Mais un groupe de boursicoteurs, avides de paris financiers risqués, s’est mis en tête de donner tort à ces grands noms de la finance en achetant massivement le titre de GameStop pour en faire gonfler le prix.
Avec ses quelques 3 millions d’abonnés, le forum WallStreetBets du site Reddit, où des internautes se vantent de leurs exploits ou, plus souvent, de leurs déboires boursiers à grand renfort de mèmes et d’humour grivois, a été le principal outil de ce mouvement inédit.
Résultat: vendredi dernier, l’action de GameStop (GME au New York Stock Exchange) a décollé de plus de 50%.
Cette envolée n’était que le début d’une folle épopée.
Qu’est ce qu’un «short squeeze»?
Face à cette brusque hausse, les fonds qui avaient parié à la baisse sur GME se sont vus contraints de racheter le titre pour limiter leurs pertes, provoquant un «short squeeze» (ou «liquidation forcée»), qui a encore fait davantage grimper l’action.
GameStop est ainsi monté de 18% lundi, puis de 93% mardi et a explosé de 135% mercredi.
Les membres de WallStreetBets exultaient face à ce tour de force, vu comme un doigt d’honneur aux grands fonds.

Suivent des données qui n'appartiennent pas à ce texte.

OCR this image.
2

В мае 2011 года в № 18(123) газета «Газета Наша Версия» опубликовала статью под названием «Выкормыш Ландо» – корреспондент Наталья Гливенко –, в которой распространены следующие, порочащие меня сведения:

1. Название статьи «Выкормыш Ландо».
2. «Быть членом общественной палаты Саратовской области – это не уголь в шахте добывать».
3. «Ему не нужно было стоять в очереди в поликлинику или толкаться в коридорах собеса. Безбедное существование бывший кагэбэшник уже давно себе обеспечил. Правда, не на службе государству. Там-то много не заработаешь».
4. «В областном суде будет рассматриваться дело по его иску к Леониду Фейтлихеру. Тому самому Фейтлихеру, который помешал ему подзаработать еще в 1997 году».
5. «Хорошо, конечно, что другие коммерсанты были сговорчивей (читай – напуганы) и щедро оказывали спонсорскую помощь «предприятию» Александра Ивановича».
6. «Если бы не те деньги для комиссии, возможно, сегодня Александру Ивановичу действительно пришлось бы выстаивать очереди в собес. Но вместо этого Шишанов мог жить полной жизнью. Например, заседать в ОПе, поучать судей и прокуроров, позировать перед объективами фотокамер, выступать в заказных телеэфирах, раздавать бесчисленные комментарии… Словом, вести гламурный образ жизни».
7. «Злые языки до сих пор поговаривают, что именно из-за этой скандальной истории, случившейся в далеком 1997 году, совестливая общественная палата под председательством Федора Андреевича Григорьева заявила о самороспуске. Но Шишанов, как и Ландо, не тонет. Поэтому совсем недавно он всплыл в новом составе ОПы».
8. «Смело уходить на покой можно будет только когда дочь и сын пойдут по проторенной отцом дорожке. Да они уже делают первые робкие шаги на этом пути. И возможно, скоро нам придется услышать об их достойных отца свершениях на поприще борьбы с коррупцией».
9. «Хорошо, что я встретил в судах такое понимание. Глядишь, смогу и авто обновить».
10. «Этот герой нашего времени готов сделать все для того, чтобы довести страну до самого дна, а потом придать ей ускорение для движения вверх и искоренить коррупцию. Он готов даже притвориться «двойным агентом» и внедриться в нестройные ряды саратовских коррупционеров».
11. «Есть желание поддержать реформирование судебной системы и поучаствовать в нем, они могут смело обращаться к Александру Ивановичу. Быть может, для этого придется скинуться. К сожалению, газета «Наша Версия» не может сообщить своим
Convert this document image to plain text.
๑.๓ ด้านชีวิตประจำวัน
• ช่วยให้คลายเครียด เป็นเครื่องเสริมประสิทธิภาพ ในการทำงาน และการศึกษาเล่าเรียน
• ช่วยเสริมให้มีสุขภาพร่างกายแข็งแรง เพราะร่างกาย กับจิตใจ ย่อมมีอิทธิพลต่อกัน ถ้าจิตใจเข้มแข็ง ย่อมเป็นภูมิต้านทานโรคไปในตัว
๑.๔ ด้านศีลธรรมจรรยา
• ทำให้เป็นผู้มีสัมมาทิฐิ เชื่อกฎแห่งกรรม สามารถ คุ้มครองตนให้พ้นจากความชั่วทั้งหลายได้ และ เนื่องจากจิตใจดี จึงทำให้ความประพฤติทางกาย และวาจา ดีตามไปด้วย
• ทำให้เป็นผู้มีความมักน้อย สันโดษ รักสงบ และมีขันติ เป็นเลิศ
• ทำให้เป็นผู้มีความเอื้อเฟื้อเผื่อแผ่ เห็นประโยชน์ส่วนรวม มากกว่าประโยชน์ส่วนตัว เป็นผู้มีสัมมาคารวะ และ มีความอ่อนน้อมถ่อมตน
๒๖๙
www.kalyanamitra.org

Certains médias américains évoquaient même une rébellion contre le système.
Pour Jaime Rogozinski, qui a créé le forum en 2012 mais s’en est depuis éloigné, les parieurs «ont réussi à faire ce que le mouvement Occupy Wall Street n’avait jamais réussi, mais d’une façon radicalement différente.»
«Occupy Wall Street protestait contre le fait que les petites gens ne puissent pas participer au jeu boursier. Désormais, les petites gens ont trouvé un moyen de contourner le système de l’intérieur», observe-t-il.
Après avoir décidé de limiter son accès, WallStreetBets est revenu sur sa décision et était à nouveau accessible à tous vers 21h00 hier soir. La société Discord a annoncé, elle, bannir son serveur pour contenus «haineux».
Le gendarme boursier peut-il intervenir?
Le gendarme de la Bourse américain, la SEC, a aussi indiqué mercredi soir avoir pris acte de cette «volatilité» et «évaluer» la situation.
Pour l’avocat Jacob Frenkel, ancien procureur pour la SEC, l’extrême volatilité du titre, dont la cotation a dû être suspendue à de multiples reprises ces derniers jours, justifierait une action du gendarme boursier.
«Les échanges seraient mis en suspens pendant 10 jours pour s’assurer que tous les investisseurs aient accès à des informations exactes et à jour», explique M. Frenkel, qui doute toutefois qu’une telle mesure soit prise.
La SEC peut également lancer une enquête pour manipulation du prix de l’action, mais la commission ne communique presque jamais avant l’ouverture d’un dossier.
L’investisseur Andrew Left de Citron Research s’est pour sa part dit victime de harcèlement la semaine dernière après avoir tablé sur la chute de GameStop et a indiqué vouloir donner des suites judiciaires à ces menaces.
Du côté du gouvernement américain, la porte-parole de la Maison Blanche Jen Psaki a assuré que «notre équipe économique, notamment la secrétaire au Trésor (Janet) Yellen, surveillent la situation.»
Et maintenant?
Le feuilleton GameStop est loin d’être terminé. Mardi soir, le fantasque patron de Tesla Elon Musk, qui s’est souvent attaqué au «système» lui-même, a tweeté un lien vers WallStreetBets, contribuant à la hausse de mercredi.
Le financier et spécialiste du capital-risque Chamath Palihapitiya a de son côté révélé avoir acheté 50 000 actions du groupe qu’il avait déjà revendues mercredi après-midi, s’engageant à offrir ses profits à une organisation d’aide aux commerces frappés par la récession.
Les utilisateurs de Reddit se sont pour leur part déjà tournés vers d’autres entreprises, dont la chaîne de cinémas AMC (+301%) et, dans une moindre mesure, le fabricant de logiciels d’entreprises BlackBerry (+33%).